I have Volume 1 in the Third Edition of TAOCP, published in 1997, which is already prehistoric in some senses - it is before Google was founded (1998) and way before Facebook was launched (2004).  However parts of the book date a lot further back than that - Knuth's advice on how to write complex and lengthy programs was mostly written in 1964!

Here is a summary of that advice (p191-193 of TAOCP Volume 1),

Step 1 : develop a rough sketch of the main top-level program.  Make a list of subroutines / functions that you will need to write.  "It usually pays to extend the generality of each subroutine a little."
Step 2 : create a first working program starting from the lowest-level subroutines and working up to the main program.
Step 3 : Re-examine your code starting from the main program and working down studying for each subroutine all the calls made on it.  Refactor your program and subroutines.

Knuth suggests that at the end of Step 3 "it is often a good idea to scrap everything and start again".  He goes on to say "some of the best computer programs ever written owe much of the success to the fact that all the work was unintentionally lost, at about this stage, and the authors had to begin again." - quite a thought-provoking statement!

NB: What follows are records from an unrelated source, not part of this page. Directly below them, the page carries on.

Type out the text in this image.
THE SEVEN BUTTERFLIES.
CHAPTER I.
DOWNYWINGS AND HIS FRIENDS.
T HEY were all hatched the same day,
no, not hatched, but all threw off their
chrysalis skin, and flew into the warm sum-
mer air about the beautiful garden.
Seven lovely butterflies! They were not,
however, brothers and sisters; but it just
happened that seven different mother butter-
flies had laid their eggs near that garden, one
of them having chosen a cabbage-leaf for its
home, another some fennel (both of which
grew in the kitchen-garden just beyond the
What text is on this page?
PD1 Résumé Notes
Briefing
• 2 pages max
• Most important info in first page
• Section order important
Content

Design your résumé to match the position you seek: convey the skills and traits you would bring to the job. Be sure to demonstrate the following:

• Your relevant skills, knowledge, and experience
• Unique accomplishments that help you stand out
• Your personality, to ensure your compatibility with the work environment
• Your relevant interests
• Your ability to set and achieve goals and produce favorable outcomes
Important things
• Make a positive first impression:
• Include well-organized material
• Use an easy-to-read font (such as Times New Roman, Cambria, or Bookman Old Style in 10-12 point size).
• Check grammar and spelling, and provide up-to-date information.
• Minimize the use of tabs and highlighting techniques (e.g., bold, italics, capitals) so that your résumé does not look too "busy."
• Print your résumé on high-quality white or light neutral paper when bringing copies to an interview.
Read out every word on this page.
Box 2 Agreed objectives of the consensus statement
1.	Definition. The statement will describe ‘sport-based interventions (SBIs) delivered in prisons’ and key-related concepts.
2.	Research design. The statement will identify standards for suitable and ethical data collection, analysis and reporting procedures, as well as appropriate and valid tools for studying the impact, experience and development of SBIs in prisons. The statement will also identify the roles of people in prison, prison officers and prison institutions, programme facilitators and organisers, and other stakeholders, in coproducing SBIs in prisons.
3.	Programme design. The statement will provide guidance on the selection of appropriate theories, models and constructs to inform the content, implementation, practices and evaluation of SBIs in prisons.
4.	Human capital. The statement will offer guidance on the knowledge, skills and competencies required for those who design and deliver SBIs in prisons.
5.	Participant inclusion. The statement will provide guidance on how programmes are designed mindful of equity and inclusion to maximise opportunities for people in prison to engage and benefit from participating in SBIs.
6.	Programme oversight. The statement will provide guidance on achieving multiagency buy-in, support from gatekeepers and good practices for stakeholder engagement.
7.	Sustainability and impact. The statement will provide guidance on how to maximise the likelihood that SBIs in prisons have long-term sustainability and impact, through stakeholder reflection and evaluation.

Step 4 : check that when you execute your program, everything is taking place as expected, i.e., debugging.  "Many of today's best programmers will devote nearly half their programs to facilitating the debugging process in the other half; the first half, which usually consists of fairly straightforward routines that display relevant information in a readable format, will eventually be thrown away, but the net result is a surprising gain in productivity."

I don't know whether today's best programmers still do this.  I know some pretty good programmers and have been surprised how much effort they devoted to the kind of activity that Knuth is describing.  Personally I now rely quite a lot on the debugger in Visual Studio, and (indirectly) on compilers to give me most of the debugging information I need for not much effort.